Thank you, Industrial Growth Society. Now let’s hear a few words from the Holy Spirit, who has consented to make a brief appearance before fully arriving at Pentecost, two weeks from today.
“Friends, you are not alone and have never been alone. You were loved into being by God the Father-Mother of all Creation, and God so loved the world – so loved you – that God sent God’s Son to become one of you, to enter every aspect of human life and to draw you and all Creation into the heart of God.
“The peace that Jesus gives you springs from your connection to the flow of love that is always going on between the Father and the Son and me, the Holy Spirit. God has made a home within you, so there is nowhere you can go where God is not. The Creator and Redeemer of the world dwell within you through the power of the Holy Spirit (that’s me), and with every breath you draw, with every beat of your heart, God is breathing into you and flowing through you.
“When you really understand that, you begin to see that you are much more than an isolated self – at every moment you are connected with God – and not only with God, but also with every other human being and with your brother-sister beings, [4] to whom God also gave life and with whom God has a loving relationship, just as God has with you.
“So when you feel pain for the world – when you weep for rapidly disappearing species or the forests and wetlands we’ve already lost, when you feel morally outraged when narrow self-interest or short-term political or financial gain trump a larger good and a longer view – when you let your defenses drop and feel your sorrow and anger and fear about what is happening in the world around you, you are expressing how big you are, how connected you are with the whole web of life.
“The peace of God is spacious enough to stand at the Cross and to open itself to the pain of the world without closing down, without running away. Christ bears that pain with you and for you, and by allowing it into your awareness – by opening the doors of your senses and the door of your heart so that sorrow and joy can flow through – then you allow the power of healing, the power of the Risen Christ, to move through you, as well.
“So now the walls around you can come down. The peace of God is open to life, and it may impel you to move into the world’s most brutal and broken places, to be a warrior for life and to protest the unjust powers of this world.
“God bless that peace that is in you, a peace that the world cannot give you and that the world can never take away.”

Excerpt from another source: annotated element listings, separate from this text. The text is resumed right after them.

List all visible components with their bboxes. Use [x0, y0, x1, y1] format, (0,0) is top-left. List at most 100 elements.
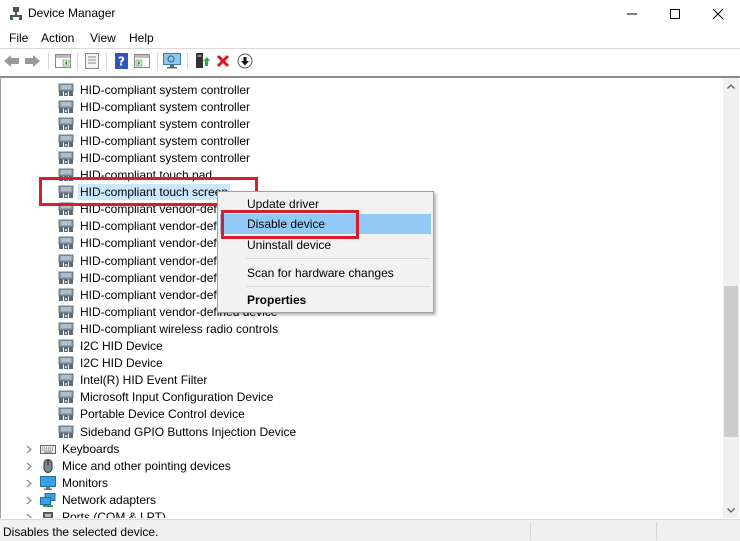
hid-device-icon [58, 83, 74, 97]
expand-chevron-icon[interactable] [24, 461, 34, 471]
menu-help[interactable]: Help [127, 31, 156, 45]
tree-category-label: Ports (COM & LPT) [62, 510, 167, 518]
menu-file[interactable]: File [7, 31, 30, 45]
scan-hardware-button[interactable] [163, 52, 181, 70]
hid-device-icon [58, 100, 74, 114]
toolbar-separator [48, 53, 49, 69]
down-arrow-circle-icon [237, 53, 253, 69]
hid-device-icon [58, 305, 74, 319]
tree-item-label: I2C HID Device [80, 339, 163, 353]
tree-item-device[interactable]: I2C HID Device [58, 355, 165, 372]
tree-item-device[interactable]: HID-compliant system controller [58, 115, 252, 132]
disable-device-button[interactable] [236, 52, 254, 70]
expand-chevron-icon[interactable] [24, 478, 34, 488]
tree-item-label: Portable Device Control device [80, 407, 245, 422]
uninstall-device-button[interactable] [214, 52, 232, 70]
tree-item-label: HID-compliant system controller [80, 99, 251, 114]
tree-item-label: Intel(R) HID Event Filter [80, 373, 208, 388]
toolbar-separator [187, 53, 188, 69]
status-divider [530, 522, 531, 540]
help-icon: ? [114, 53, 128, 69]
close-icon [713, 9, 723, 19]
update-driver-icon [196, 53, 210, 68]
tree-item-device[interactable]: I2C HID Device [58, 338, 165, 355]
minimize-icon [627, 13, 637, 15]
tree-item-device[interactable]: HID-compliant wireless radio controls [58, 320, 280, 337]
hid-device-icon [58, 134, 74, 148]
forward-button[interactable] [23, 52, 41, 70]
hid-device-icon [58, 407, 74, 421]
menu-item-update-driver[interactable]: Update driver [220, 194, 431, 214]
tree-item-device[interactable]: Sideband GPIO Buttons Injection Device [58, 423, 298, 440]
tree-item-label: HID-compliant wireless radio controls [80, 321, 279, 336]
hid-device-icon [58, 339, 74, 353]
tree-category[interactable]: Network adapters [40, 491, 158, 508]
tree-category[interactable]: Mice and other pointing devices [40, 457, 233, 474]
tree-category[interactable]: Keyboards [40, 440, 121, 457]
properties-button[interactable] [83, 52, 101, 70]
hid-device-icon [58, 219, 74, 233]
toolbar-separator [157, 53, 158, 69]
menu-item-properties[interactable]: Properties [220, 290, 431, 310]
toolbar-separator [106, 53, 107, 69]
back-button[interactable] [3, 52, 21, 70]
device-manager-icon [10, 7, 22, 20]
tree-category[interactable]: Ports (COM & LPT) [40, 509, 168, 518]
action-pane-icon [134, 54, 150, 68]
tree-item-device[interactable]: HID-compliant system controller [58, 149, 252, 166]
menu-item-scan-hardware[interactable]: Scan for hardware changes [220, 263, 431, 283]
network-adapter-icon [40, 492, 56, 507]
tree-item-label: Sideband GPIO Buttons Injection Device [80, 424, 297, 439]
window-title: Device Manager [28, 6, 116, 20]
context-menu-separator [246, 258, 430, 259]
tree-item-device[interactable]: HID-compliant system controller [58, 132, 252, 149]
hid-device-icon [58, 151, 74, 165]
tree-item-device[interactable]: HID-compliant touch pad [58, 167, 214, 184]
maximize-button[interactable] [652, 0, 698, 28]
status-bar: Disables the selected device. [0, 519, 740, 541]
expand-chevron-icon[interactable] [24, 495, 34, 505]
tree-item-device[interactable]: HID-compliant system controller [58, 98, 252, 115]
hid-device-icon [58, 425, 74, 439]
chevron-up-icon [727, 83, 735, 89]
status-text: Disables the selected device. [3, 525, 159, 539]
minimize-button[interactable] [609, 0, 655, 28]
tree-item-device[interactable]: Portable Device Control device [58, 406, 247, 423]
tree-item-label: HID-compliant system controller [80, 133, 251, 148]
red-x-icon [216, 54, 230, 68]
status-divider [656, 522, 657, 540]
scroll-down-button[interactable] [723, 502, 739, 518]
action-pane-button[interactable] [133, 52, 151, 70]
vertical-scrollbar[interactable] [723, 78, 739, 518]
keyboard-icon [40, 442, 56, 456]
title-bar: Device Manager [0, 0, 740, 28]
close-button[interactable] [695, 0, 740, 28]
mouse-icon [40, 458, 56, 473]
tree-category-label: Keyboards [62, 441, 120, 456]
tree-item-device[interactable]: HID-compliant system controller [58, 81, 252, 98]
tree-item-label: HID-compliant system controller [80, 116, 251, 131]
console-tree-button[interactable] [54, 52, 72, 70]
monitor-scan-icon [163, 53, 181, 69]
scroll-up-button[interactable] [723, 78, 739, 94]
back-arrow-icon [4, 55, 19, 67]
tree-category[interactable]: Monitors [40, 474, 110, 491]
chevron-down-icon [727, 507, 735, 513]
tree-item-device[interactable]: Intel(R) HID Event Filter [58, 372, 209, 389]
expand-chevron-icon[interactable] [24, 444, 34, 454]
help-button[interactable]: ? [112, 52, 130, 70]
menu-action[interactable]: Action [39, 31, 76, 45]
tree-item-label: HID-compliant system controller [80, 82, 251, 97]
tree-category-label: Network adapters [62, 492, 157, 507]
expand-chevron-icon[interactable] [24, 513, 34, 518]
update-driver-button[interactable] [193, 52, 211, 70]
tree-item-device[interactable]: HID-compliant touch screen [58, 184, 231, 201]
menu-item-disable-device[interactable]: Disable device [220, 214, 431, 234]
menu-item-uninstall-device[interactable]: Uninstall device [220, 235, 431, 255]
menu-view[interactable]: View [88, 31, 118, 45]
svg-text:?: ? [118, 55, 125, 69]
tree-item-device[interactable]: Microsoft Input Configuration Device [58, 389, 275, 406]
console-tree-icon [55, 54, 71, 68]
scrollbar-thumb[interactable] [724, 285, 738, 437]
hid-device-icon [58, 271, 74, 285]
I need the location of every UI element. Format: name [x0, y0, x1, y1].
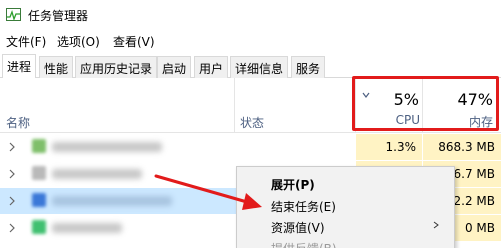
tab-users[interactable]: 用户	[194, 56, 229, 78]
cpu-cell: 1.3%	[356, 134, 422, 160]
task-manager-icon	[6, 8, 21, 21]
process-name-redacted	[52, 142, 162, 152]
submenu-arrow-icon	[433, 221, 439, 229]
menu-item-feedback: 提供反馈(B)	[271, 240, 337, 248]
menu-item-expand[interactable]: 展开(P)	[271, 176, 315, 193]
process-name-redacted	[52, 223, 122, 233]
menu-view[interactable]: 查看(V)	[110, 32, 158, 51]
memory-cell: 868.3 MB	[423, 134, 501, 160]
column-name[interactable]: 名称	[6, 114, 30, 131]
context-menu: 展开(P) 结束任务(E) 资源值(V) 提供反馈(B)	[236, 166, 455, 248]
menu-item-resource-values[interactable]: 资源值(V)	[271, 219, 325, 236]
table-row[interactable]: 1.3% 868.3 MB	[0, 134, 501, 160]
tab-app-history[interactable]: 应用历史记录	[75, 56, 158, 78]
tab-details[interactable]: 详细信息	[230, 56, 289, 78]
process-name-cell	[0, 134, 355, 160]
cpu-value: 1.3%	[385, 140, 417, 154]
column-divider[interactable]	[234, 78, 235, 133]
process-name-redacted	[52, 196, 172, 206]
process-icon	[32, 139, 46, 153]
menu-item-end-task[interactable]: 结束任务(E)	[271, 198, 336, 215]
process-icon	[32, 166, 46, 180]
expand-arrow-icon[interactable]	[8, 196, 16, 206]
process-icon	[32, 220, 46, 234]
menu-options[interactable]: 选项(O)	[54, 32, 103, 51]
memory-value: 0 MB	[464, 221, 495, 235]
memory-value: 2.2 MB	[453, 194, 495, 208]
menu-file[interactable]: 文件(F)	[3, 32, 49, 51]
column-status[interactable]: 状态	[240, 114, 264, 131]
expand-arrow-icon[interactable]	[8, 142, 16, 152]
tab-processes[interactable]: 进程	[2, 54, 37, 79]
cpu-memory-highlight	[352, 76, 499, 131]
expand-arrow-icon[interactable]	[8, 169, 16, 179]
process-icon	[32, 193, 46, 207]
memory-value: 6.7 MB	[453, 167, 495, 181]
menu-bar: 文件(F) 选项(O) 查看(V)	[0, 30, 501, 52]
expand-arrow-icon[interactable]	[8, 223, 16, 233]
tab-startup[interactable]: 启动	[157, 56, 192, 78]
tab-services[interactable]: 服务	[291, 56, 326, 78]
window-title: 任务管理器	[28, 9, 89, 23]
title-bar: 任务管理器	[0, 0, 501, 30]
tab-bar: 进程 性能 应用历史记录 启动 用户 详细信息 服务	[0, 53, 501, 79]
tab-performance[interactable]: 性能	[39, 56, 74, 78]
process-name-redacted	[52, 169, 142, 179]
memory-value: 868.3 MB	[438, 140, 495, 154]
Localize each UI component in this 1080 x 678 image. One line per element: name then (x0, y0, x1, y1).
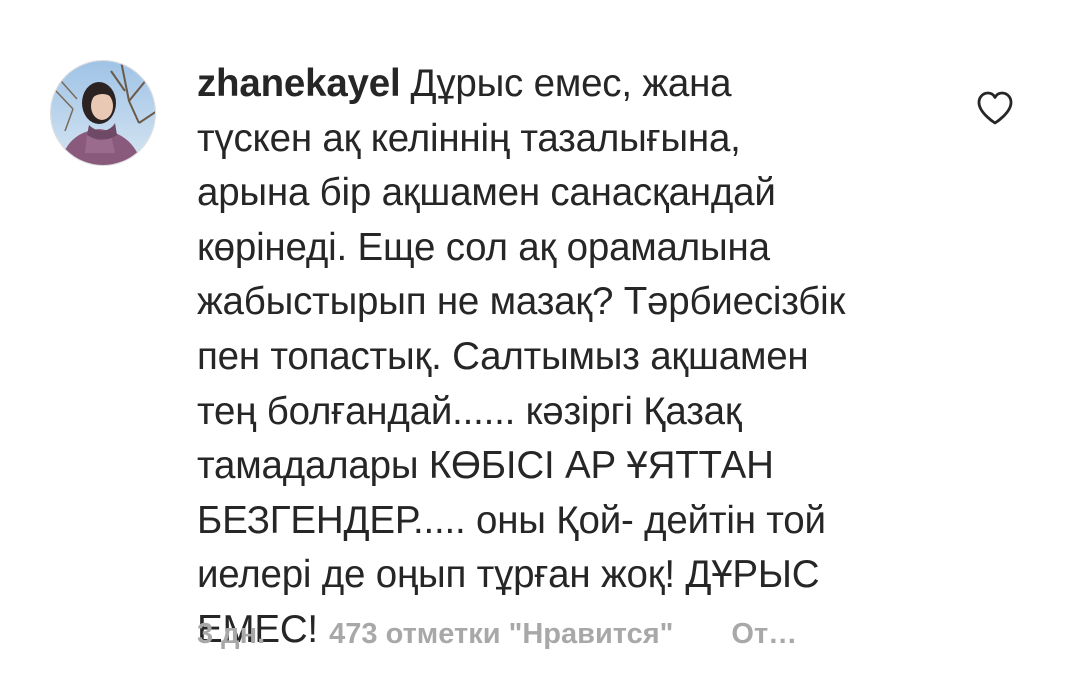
comment-meta: 3 дн. 473 отметки "Нравится" От… (197, 612, 797, 656)
heart-outline-icon (977, 91, 1013, 125)
like-button[interactable] (976, 90, 1014, 126)
avatar-photo (51, 61, 155, 165)
comment-text: Дұрыс емес, жана түскен ақ келіннің таза… (197, 62, 846, 651)
comment-username[interactable]: zhanekayel (197, 62, 401, 105)
comment: zhanekayel Дұрыс емес, жана түскен ақ кел… (0, 0, 1080, 678)
comment-time: 3 дн. (197, 617, 266, 650)
comment-body: zhanekayel Дұрыс емес, жана түскен ақ кел… (197, 57, 957, 658)
avatar[interactable] (50, 60, 156, 166)
likes-count[interactable]: 473 отметки "Нравится" (329, 618, 673, 651)
reply-button[interactable]: От… (731, 618, 797, 651)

Listening to these two voices in an in-between and turbulent time, it seems to me that if we steep ourselves in the peace of Christ, we will have everything we need. We have glimpses of what we and our neighborhoods will need to do – draw down our carbon emissions, buy locally produced goods and food, build different kinds of dwellings, develop new, sustainable and non-polluting energy sources – and there are changes that each of us can make now. But only a shift in consciousness can sustain us in that crucial work, a deep rooting in the ground of our being, which is God. We are engaged, together, in a great turning [5] – a third revolution – that will require new depths of wisdom, compassion and courage. These are the depths that pour forth eternally in the peace of Christ.
So today, and every day, as we celebrate the gift of being alive at this crucial moment in the planet’s history, may the peace of the Lord be always with you.